The Difference Between Vision & Mission

mission-and-vision-statement
You have heard leadership experts say it:  Every church should have a mission statement.  Wait…or is that vision statement?  What is the difference?  I am confused…or at least I was.  But I found out the difference between a mission and a vision for our church. Maybe it will help you as well.

One of the most important things for all churches to understand is why they exist.  Until a church understands this they will never live out their true potential.  Each church has it’s own DNA much like each human being has a unique DNA that makes them who they are.  And who they are will determine what they do.

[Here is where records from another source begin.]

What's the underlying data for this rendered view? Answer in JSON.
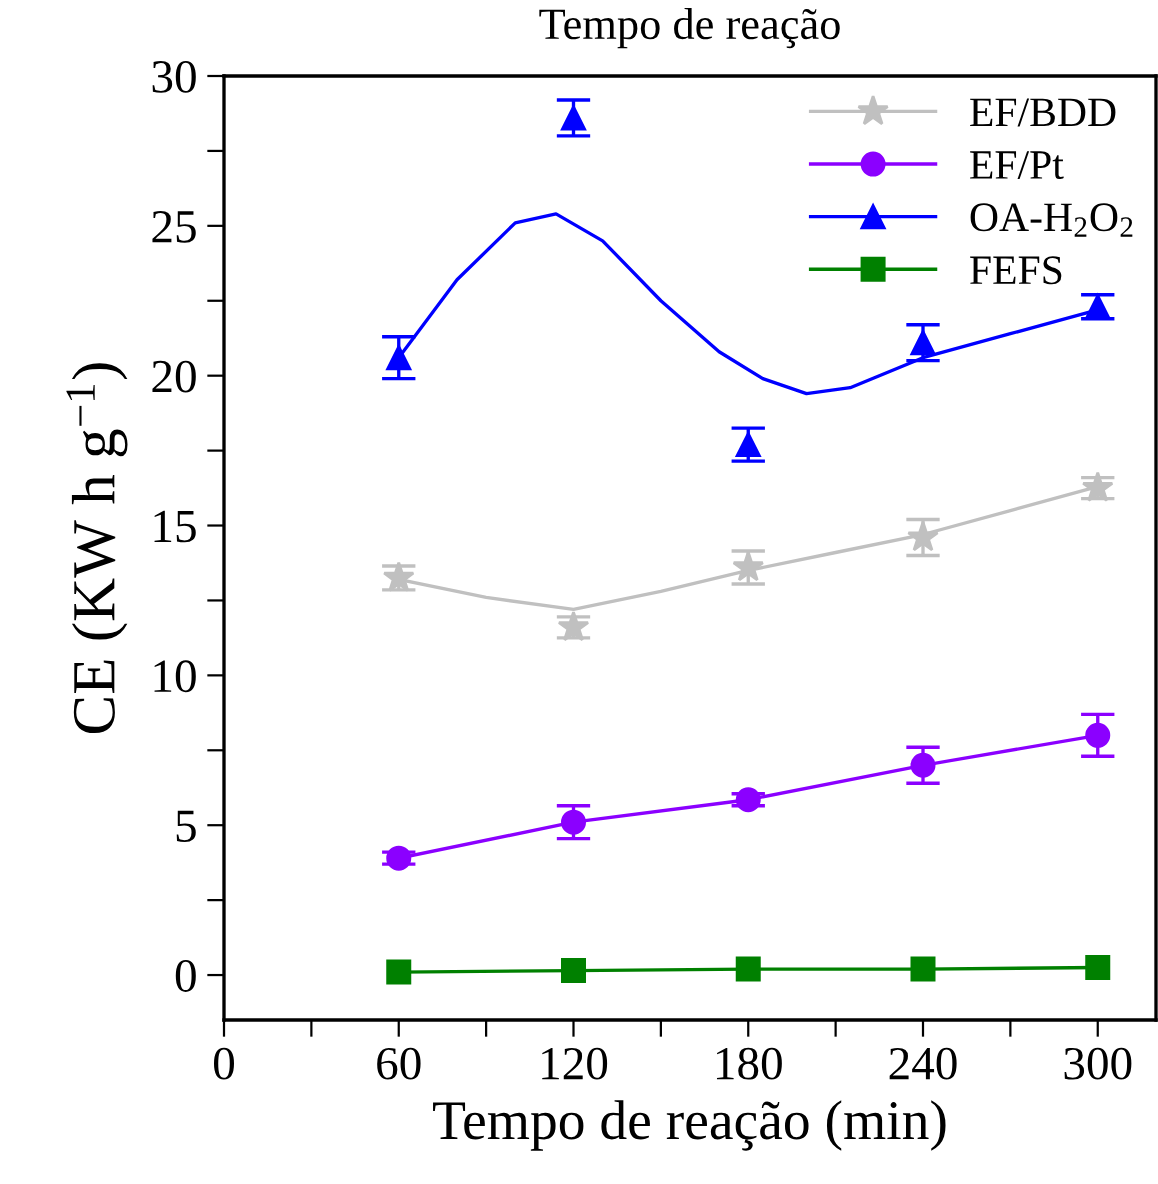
{
  "chart_data": {
    "type": "line",
    "title": "Tempo de reação",
    "xlabel": "Tempo de reação (min)",
    "ylabel": "CE (KW h g$^{−1}$)",
    "x": [
      60,
      120,
      180,
      240,
      300
    ],
    "xlim": [
      0,
      320
    ],
    "xticks": [
      0,
      {
        "value": 30,
        "label": null
      },
      60,
      {
        "value": 90,
        "label": null
      },
      120,
      {
        "value": 150,
        "label": null
      },
      180,
      {
        "value": 210,
        "label": null
      },
      240,
      {
        "value": 270,
        "label": null
      },
      300
    ],
    "ylim": [
      -1.5,
      30
    ],
    "yticks": [
      0,
      {
        "value": 2.5,
        "label": null
      },
      5,
      {
        "value": 7.5,
        "label": null
      },
      10,
      {
        "value": 12.5,
        "label": null
      },
      15,
      {
        "value": 17.5,
        "label": null
      },
      20,
      {
        "value": 22.5,
        "label": null
      },
      25,
      {
        "value": 27.5,
        "label": null
      },
      30
    ],
    "grid": false,
    "legend": "top right",
    "series": [
      {
        "name": "EF/BDD",
        "type": "scatter",
        "marker": "star",
        "color": "#c0c0c0",
        "values": [
          13.25,
          11.6,
          13.6,
          14.6,
          16.25
        ],
        "errors": [
          0.4,
          0.35,
          0.55,
          0.6,
          0.35
        ]
      },
      {
        "name": "EF/Pt",
        "marker": "circle",
        "color": "#8b00ff",
        "values": [
          3.9,
          5.1,
          5.85,
          7.0,
          8.0
        ],
        "errors": [
          0.2,
          0.55,
          0.2,
          0.6,
          0.7
        ]
      },
      {
        "name": "OA-H$_{2}$O$_{2}$",
        "type": "scatter",
        "marker": "triangle",
        "color": "#0000ff",
        "values": [
          20.6,
          28.6,
          17.7,
          21.1,
          22.3
        ],
        "errors": [
          0.7,
          0.6,
          0.55,
          0.6,
          0.4
        ]
      },
      {
        "name": "FEFS",
        "marker": "square",
        "color": "#008000",
        "values": [
          0.1,
          0.15,
          0.2,
          0.2,
          0.25
        ],
        "errors": [
          null,
          null,
          null,
          null,
          null
        ]
      },
      {
        "type": "line",
        "marker": "none",
        "color": "#c0c0c0",
        "x": [
          60,
          90,
          120,
          150,
          180,
          210,
          240,
          270,
          300
        ],
        "values": [
          13.2,
          12.6,
          12.2,
          12.8,
          13.5,
          14.1,
          14.7,
          15.5,
          16.3
        ]
      },
      {
        "type": "line",
        "marker": "none",
        "color": "#0000ff",
        "x": [
          60,
          80,
          100,
          114,
          130,
          150,
          170,
          185,
          200,
          215,
          240,
          270,
          300
        ],
        "values": [
          20.6,
          23.2,
          25.1,
          25.4,
          24.5,
          22.5,
          20.8,
          19.9,
          19.4,
          19.6,
          20.6,
          21.4,
          22.2
        ]
      }
    ]
  }
}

My church leadership & I went through a one year vision process through the Assemblies of God revitalization program called Healthy Church Network.   One of our tasks was to come up with a vision statement, a mission statement and a list of values.   As our team discussed these things, it was clear that we understood our values (our church culture), but were not really sure of our mission and vision.   Dr. Ron McMannus and the Healthy Church helped clarify that for us.   Here is what I learned:

Our Mission –  Mission of the church does not change. It is the mission Jesus gave his church. It is the great commission (Matthew 28:19-20) and the great commandment (Matthew 22:37).  We are to make disciples, to love God and  to love people.  No matter your denomination, style or location, we all share this mission. So here is what we came up with:   New Life Center’s mission is to make disciples who love God, love people and reach others for Christ.

Our Vision –  The vision the unique role that our church plays in the body of Christ.  No two churches are the same. So what makes your church unique?  What are you best at?  Why did God want your church to exist and why did He call you to pastor it?  For us we identified three things that made us unique from the church across the street. So our vision is:   New Life Center’s vision is to be a Spirit-filled, multi-generational & community-focused church.  

For us our vision statement helped us define our DNA:

  • Spirit Filled – Our church would be a place that emphasized the Pentecostal tradition of Spirit filled worship and culture.
  • Multigenerational –  Our church is a place where every generation can feel at home.
  • Community Focused – Our Church values partnerships with existing community organizations over attractional outreach events.

Many other churches with us in this HCN process picked vision statements like:  “Love God, Love People” or “Connect, Grow, Serve”.  While the application of that can be very useful as a church and easy to remember, it doesn’t necessarily reveal the church’s identity.  All churches should “love God and love People.”  For us, it ultimately didn’t help us define what God wanted us to be because it was too generic.  Our vision was what we wanted to be.   Our vision statement is the standard by which we can determine if are the Church God wants us to be.  No matter our size, if we fulfill this vision, we are what God wants us to be.

To me this is the difference difference in vision and mission. From the standpoint of mission, we all look the same.  In our vision, we each are different to meet the different needs of people and our community. As an average pastor, I would encourage you to take your key people through a process of discovering your unique vision for your church.  God made you unique!  Embrace who you are and what He is calling your church to become.